James D. Muhly, Professor Emeritus of Ancient Near Eastern History and Archaeology, Department of Near Eastern Languages and Literatures / University of Pennsylvania, Former Director of the American School of Classical Studies at Athens, will give a lecture on Eastern Mediterranean metallurgy in the Final Neolithic/Late Chalcolithic, at the National Hellenic Research Foundation.

For many years we have argued that the sudden development of metallurgical technology, the famous metallurgischer Schock, came in the EB II period, ca. 2600-2300 BCE. This was the thesis argued by Colin Renfrew in his very influential 1972 book on The Emergence of Civilisation. We now realize than many of these developments had already taken place a thousand years earlier, in the middle and late 4th millennium BCE.

This new understanding has been made possible by new discoveries, the re-study of old material and especially the impact of calibrated radiocarbon dates. What is most remarkable is the rapid spread of this new technology, from Montenegro on the Adriatic coast (site of Mala Gruda) to central Iran (Tepe Sialk III and Arisman) and extending north into Eastern Europe and Central Asia where it is documented in the famous Maikop Culture, formerly regarded as contemporary with Troy II. The search for sources of metal, especially copper, tin and silver, was crucial to this expansion. The first use of metal in Crete has long been seen as a phenomenon of the EM II period. Now we can document the existence of a sophisticated polymetallic technology already in the latter part of the 4th millennium BCE, the Final Neolithic period, especially in Eastern Crete.

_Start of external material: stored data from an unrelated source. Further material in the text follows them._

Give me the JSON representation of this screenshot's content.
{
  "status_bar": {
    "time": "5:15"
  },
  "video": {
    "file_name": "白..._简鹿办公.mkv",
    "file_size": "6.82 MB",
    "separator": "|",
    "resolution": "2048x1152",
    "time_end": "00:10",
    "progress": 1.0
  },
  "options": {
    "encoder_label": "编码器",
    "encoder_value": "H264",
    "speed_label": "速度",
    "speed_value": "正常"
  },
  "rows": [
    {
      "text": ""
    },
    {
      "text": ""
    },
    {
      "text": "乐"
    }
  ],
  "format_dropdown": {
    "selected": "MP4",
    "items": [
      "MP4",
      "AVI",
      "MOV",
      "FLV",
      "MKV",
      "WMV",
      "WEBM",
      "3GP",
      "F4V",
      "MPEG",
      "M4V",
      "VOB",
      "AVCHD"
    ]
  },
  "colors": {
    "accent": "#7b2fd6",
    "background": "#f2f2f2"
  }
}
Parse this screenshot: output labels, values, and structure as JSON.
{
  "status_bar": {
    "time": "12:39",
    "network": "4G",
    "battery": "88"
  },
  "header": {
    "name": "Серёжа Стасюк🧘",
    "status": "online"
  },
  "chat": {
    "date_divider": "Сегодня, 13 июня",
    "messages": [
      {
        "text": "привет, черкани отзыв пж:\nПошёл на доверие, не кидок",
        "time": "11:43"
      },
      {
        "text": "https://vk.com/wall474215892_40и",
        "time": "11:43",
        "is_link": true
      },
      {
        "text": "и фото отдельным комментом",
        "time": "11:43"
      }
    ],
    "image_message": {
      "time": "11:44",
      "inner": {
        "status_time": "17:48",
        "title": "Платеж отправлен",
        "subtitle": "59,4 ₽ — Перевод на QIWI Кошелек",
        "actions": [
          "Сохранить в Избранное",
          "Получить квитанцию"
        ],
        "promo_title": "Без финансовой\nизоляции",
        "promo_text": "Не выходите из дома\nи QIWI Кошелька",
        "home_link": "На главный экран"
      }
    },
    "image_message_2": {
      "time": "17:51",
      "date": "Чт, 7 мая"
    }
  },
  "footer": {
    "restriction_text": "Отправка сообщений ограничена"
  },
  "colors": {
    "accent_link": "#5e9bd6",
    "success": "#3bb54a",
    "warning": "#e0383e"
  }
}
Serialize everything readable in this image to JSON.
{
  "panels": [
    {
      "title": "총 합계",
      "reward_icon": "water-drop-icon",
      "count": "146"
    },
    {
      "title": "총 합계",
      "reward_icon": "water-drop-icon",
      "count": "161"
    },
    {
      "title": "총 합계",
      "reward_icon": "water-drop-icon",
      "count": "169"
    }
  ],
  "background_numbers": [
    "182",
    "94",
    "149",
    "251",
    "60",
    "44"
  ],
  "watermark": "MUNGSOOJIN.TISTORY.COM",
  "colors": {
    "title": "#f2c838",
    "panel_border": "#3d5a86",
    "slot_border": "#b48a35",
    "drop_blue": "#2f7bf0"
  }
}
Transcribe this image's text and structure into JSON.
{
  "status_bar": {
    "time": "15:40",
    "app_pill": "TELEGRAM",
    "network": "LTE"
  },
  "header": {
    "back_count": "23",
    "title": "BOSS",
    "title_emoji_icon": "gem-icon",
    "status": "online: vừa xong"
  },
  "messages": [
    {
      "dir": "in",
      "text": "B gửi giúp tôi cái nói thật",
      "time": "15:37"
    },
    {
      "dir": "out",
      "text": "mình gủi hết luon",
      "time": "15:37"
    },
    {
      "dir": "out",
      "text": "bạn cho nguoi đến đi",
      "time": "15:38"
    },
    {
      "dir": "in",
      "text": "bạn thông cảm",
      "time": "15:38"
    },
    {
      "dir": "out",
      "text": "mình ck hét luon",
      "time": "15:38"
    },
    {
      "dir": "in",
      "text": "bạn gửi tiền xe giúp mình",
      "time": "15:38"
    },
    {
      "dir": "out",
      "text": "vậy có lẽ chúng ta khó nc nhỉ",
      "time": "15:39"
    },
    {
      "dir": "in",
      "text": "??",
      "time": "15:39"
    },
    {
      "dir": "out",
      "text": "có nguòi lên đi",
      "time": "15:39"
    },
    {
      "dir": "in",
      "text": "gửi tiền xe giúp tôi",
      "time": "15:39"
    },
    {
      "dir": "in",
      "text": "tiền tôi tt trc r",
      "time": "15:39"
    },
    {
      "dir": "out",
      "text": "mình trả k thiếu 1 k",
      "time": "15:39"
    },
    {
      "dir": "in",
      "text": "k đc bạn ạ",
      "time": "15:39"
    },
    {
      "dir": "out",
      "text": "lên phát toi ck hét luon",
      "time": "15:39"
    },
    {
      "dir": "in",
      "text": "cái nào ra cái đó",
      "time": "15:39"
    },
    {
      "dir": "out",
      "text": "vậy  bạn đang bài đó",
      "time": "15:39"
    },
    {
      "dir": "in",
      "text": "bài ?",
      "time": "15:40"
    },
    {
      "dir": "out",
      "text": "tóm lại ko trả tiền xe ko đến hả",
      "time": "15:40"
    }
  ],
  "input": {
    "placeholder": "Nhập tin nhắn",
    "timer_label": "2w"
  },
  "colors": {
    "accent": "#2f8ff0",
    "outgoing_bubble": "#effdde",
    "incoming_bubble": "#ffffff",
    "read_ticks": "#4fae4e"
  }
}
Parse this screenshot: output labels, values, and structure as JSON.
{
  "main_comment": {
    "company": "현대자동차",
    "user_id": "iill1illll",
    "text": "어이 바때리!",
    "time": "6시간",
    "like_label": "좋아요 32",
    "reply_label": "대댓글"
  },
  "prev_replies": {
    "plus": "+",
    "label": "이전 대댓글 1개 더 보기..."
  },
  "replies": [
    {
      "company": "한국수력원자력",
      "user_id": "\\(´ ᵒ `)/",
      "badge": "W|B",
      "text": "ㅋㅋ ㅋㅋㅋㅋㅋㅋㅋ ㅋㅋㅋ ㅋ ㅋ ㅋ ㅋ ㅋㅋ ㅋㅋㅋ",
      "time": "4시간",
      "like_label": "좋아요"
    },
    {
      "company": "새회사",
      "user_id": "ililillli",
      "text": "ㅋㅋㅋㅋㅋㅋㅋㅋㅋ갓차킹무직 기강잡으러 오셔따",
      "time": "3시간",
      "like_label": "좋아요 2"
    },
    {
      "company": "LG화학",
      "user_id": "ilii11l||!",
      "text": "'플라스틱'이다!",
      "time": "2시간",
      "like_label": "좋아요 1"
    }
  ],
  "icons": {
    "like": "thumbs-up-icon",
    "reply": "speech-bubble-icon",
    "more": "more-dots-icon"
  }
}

The remarkable collection of metal artifacts from the EM I cemetery of Haghia Photia, in copper alloy, silver and lead, represents our best evidence for the extensive use of this new technology. Crete can now be seen as an integral part of the new international world of the late 4th millennium BCE, even including the use of the new copper-silver alloy, best documented at the contemporary site of Arslantepe, in southeastern Turkey.

Where and when: National Hellenic Research Foundation (NHRF), 48 Vassileos Constantinou Ave., Athens, April 19, 2013, 12.00.